Inexperienced traders should use a demo account for at least two or three months before they start trading live, to get acquainted with the trading platform and to test drive their trading strategy. Even then, it is likely to be at least 12 months before you start making a steady profit as a forex trader.

 

Therefore, it is highly recommended that you have a second income stream to cover your basic living expenses while you gain confidence in your trading ability. It can be a rollercoaster ride, and it will be much easier if you are not also trying to make a living from trading. 

 

Many people fit trading in around a part time or even a full time job. The forex markets are highly liquid and operate almost 24/7. The peak trading hours between London and New York occur before 9:00 GMT and after 16:00 hours, so it is relatively easy to trade before or after your normal working day. 

 

Having a second income to support you will also help you maintain good mental health and stop you from being pushed into emotion-led trading decisions based on fear, anxiety, or greed, as we have already discussed. 

 

The second point to take from Buffett’s quote is more pertinent to forex traders who have some experience under their belt and are making steady profits. It’s about getting the best value from your hard won money, and choosing to invest it wisely so that it can earn you a second passive income. 

 

This means that you will eventually reap twice as much reward from your efforts, and in the long run this will benefit you more than a load of designer clothes or a succession of overseas holidays. 

 

Let’s move on to more words from the wise. Alexander Elder was born in Russia and trained as a psychiatrist. He moved to New York where he worked in medical practice before moving on to become a successful financial trader. As you might have already guessed, his background in psychology provided him with insight into the financial world. 

 

Here is one of his most famous quotes: “The goal of a successful trader is to make the best trades.
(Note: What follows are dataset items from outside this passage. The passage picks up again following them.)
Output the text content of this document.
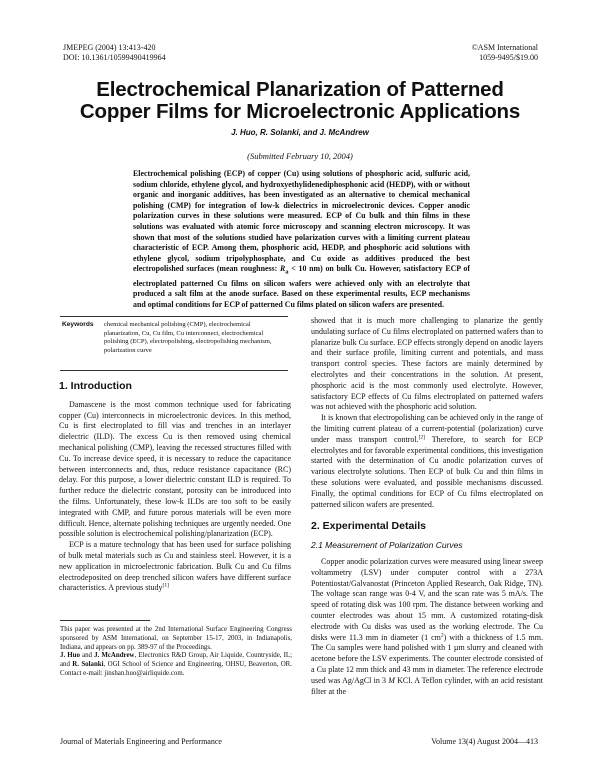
JMEPEG (2004) 13:413-420
DOI: 10.1361/10599490419964
©ASM International
1059-9495/$19.00
Electrochemical Planarization of Patterned
Copper Films for Microelectronic Applications
J. Huo, R. Solanki, and J. McAndrew
(Submitted February 10, 2004)
Electrochemical polishing (ECP) of copper (Cu) using solutions of phosphoric acid, sulfuric acid, sodium chloride, ethylene glycol, and hydroxyethylidenediphosphonic acid (HEDP), with or without organic and inorganic additives, has been investigated as an alternative to chemical mechanical polishing (CMP) for integration of low-k dielectrics in microelectronic devices. Copper anodic polarization curves in these solutions were measured. ECP of Cu bulk and thin films in these solutions was evaluated with atomic force microscopy and scanning electron microscopy. It was shown that most of the solutions studied have polarization curves with a limiting current plateau characteristic of ECP. Among them, phosphoric acid, HEDP, and phosphoric acid solutions with ethylene glycol, sodium tripolyphosphate, and Cu oxide as additives produced the best electropolished surfaces (mean roughness: $R_a < 10$ nm) on bulk Cu. However, satisfactory ECP of electroplated patterned Cu films on silicon wafers were achieved only with an electrolyte that produced a salt film at the anode surface. Based on these experimental results, ECP mechanisms and optimal conditions for ECP of patterned Cu films plated on silicon wafers are presented.
Keywords	chemical mechanical polishing (CMP), electrochemical planarization, Cu, Cu film, Cu interconnect, electrochemical polishing (ECP), electropolishing, electropolishing mechanism, polarization curve
1. Introduction

Damascene is the most common technique used for fabricating copper (Cu) interconnects in microelectronic devices. In this method, Cu is first electroplated to fill vias and trenches in an interlayer dielectric (ILD). The excess Cu is then removed using chemical mechanical polishing (CMP), leaving the recessed structures filled with Cu. To increase device speed, it is necessary to reduce the capacitance between interconnects and, thus, reduce resistance capacitance (RC) delay. For this purpose, a lower dielectric constant ILD is required. To further reduce the dielectric constant, porosity can be introduced into the films. Unfortunately, these low-k ILDs are too soft to be easily integrated with CMP, and future porous materials will be even more difficult. Hence, alternate polishing techniques are urgently needed. One possible solution is electrochemical polishing/planarization (ECP).

ECP is a mature technology that has been used for surface polishing of bulk metal materials such as Cu and stainless steel. However, it is a new application in microelectronic fabrication. Bulk Cu and Cu films electrodeposited on deep trenched silicon wafers have different surface characteristics. A previous study[1]

showed that it is much more challenging to planarize the gently undulating surface of Cu films electroplated on patterned wafers than to planarize bulk Cu surface. ECP effects strongly depend on anodic layers and their surface profile, limiting current and potentials, and mass transport control species. These factors are mainly determined by electrolytes and their concentrations in the solution. At present, phosphoric acid is the most commonly used electrolyte. However, satisfactory ECP effects of Cu films electroplated on patterned wafers was not achieved with the phosphoric acid solution.

It is known that electropolishing can be achieved only in the range of the limiting current plateau of a current-potential (polarization) curve under mass transport control.[2] Therefore, to search for ECP electrolytes and for favorable experimental conditions, this investigation started with the determination of Cu anodic polarization curves of various electrolyte solutions. Then ECP of bulk Cu and thin films in these solutions were evaluated, and possible mechanisms discussed. Finally, the optimal conditions for ECP of Cu films electroplated on patterned silicon wafers are presented.

2. Experimental Details
2.1 Measurement of Polarization Curves

Copper anodic polarization curves were measured using linear sweep voltammetry (LSV) under computer control with a 273A Potentiostat/Galvanostat (Princeton Applied Research, Oak Ridge, TN). The voltage scan range was 0-4 V, and the scan rate was 5 mA/s. The speed of rotating disk was 100 rpm. The distance between working and counter electrodes was about 15 mm. A customized rotating-disk electrode with Cu disks was used as the working electrode. The Cu disks were 11.3 mm in diameter (1 $cm^2$) with a thickness of 1.5 mm. The Cu samples were hand polished with 1 µm slurry and cleaned with acetone before the LSV experiments. The counter electrode consisted of a Cu plate 12 mm thick and 43 mm in diameter. The reference electrode used was Ag/AgCl in 3 M KCl. A Teflon cylinder, with an acid resistant filter at the

This paper was presented at the 2nd International Surface Engineering Congress sponsored by ASM International, on September 15-17, 2003, in Indianapolis, Indiana, and appears on pp. 389-97 of the Proceedings.

J. Huo and J. McAndrew, Electronics R&D Group, Air Liquide, Countryside, IL; and R. Solanki, OGI School of Science and Engineering, OHSU, Beaverton, OR. Contact e-mail: jinshan.huo@airliquide.com.

Journal of Materials Engineering and Performance	Volume 13(4) August 2004—413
Money is secondary.” 

 

This is a really important point for new traders to understand, especially if you have set high profit goals for yourself. Good traders have mental and emotional discipline, a thirst for knowledge, and are highly focused. Developing these traits will help you to make the best trading decisions, and in time steady profits will follow. 

 

If you are simply in it for the money, you will soon lose the willpower and motivation to carry on. The key is to enjoy the journey, rather than fret about the final destination.

 

One final quote from Elder to finish on: “You have to identify your weaknesses and work to change. Keep a trading diary – write down your reasons for entering and exiting every trade. Look for repetitive patterns of success and failure.”

 

We’ve said it before and no doubt we’ll say it many times over again: Keep a trading journal. If it worked for Alexander Elder, then it can work for you too. Your journal should be more than just a record of which trades you made and when. It should be an integral part of your planning process, so that you can review your past performance at a glance. 

 

Note down key performance indicators such as total profit or loss, monthly average return percentage, and eventually your annualised return and net gain, together with your overall success rate. It is also helpful to keep a watchlist of potential trading opportunities that are most likely to suit your trading strategy.

 

As well as these factual details, try adding a retrospective summary of each trade, and reflect on what you think you did well and what you need to improve. This can help you identify unhelpful patterns of behaviour, because we all have a natural tendency to repeat mistakes. 

 

Of course you can also look at your most successful trades to see if you can identify a pattern. Over time, your journal will become an essential part of your trading toolkit.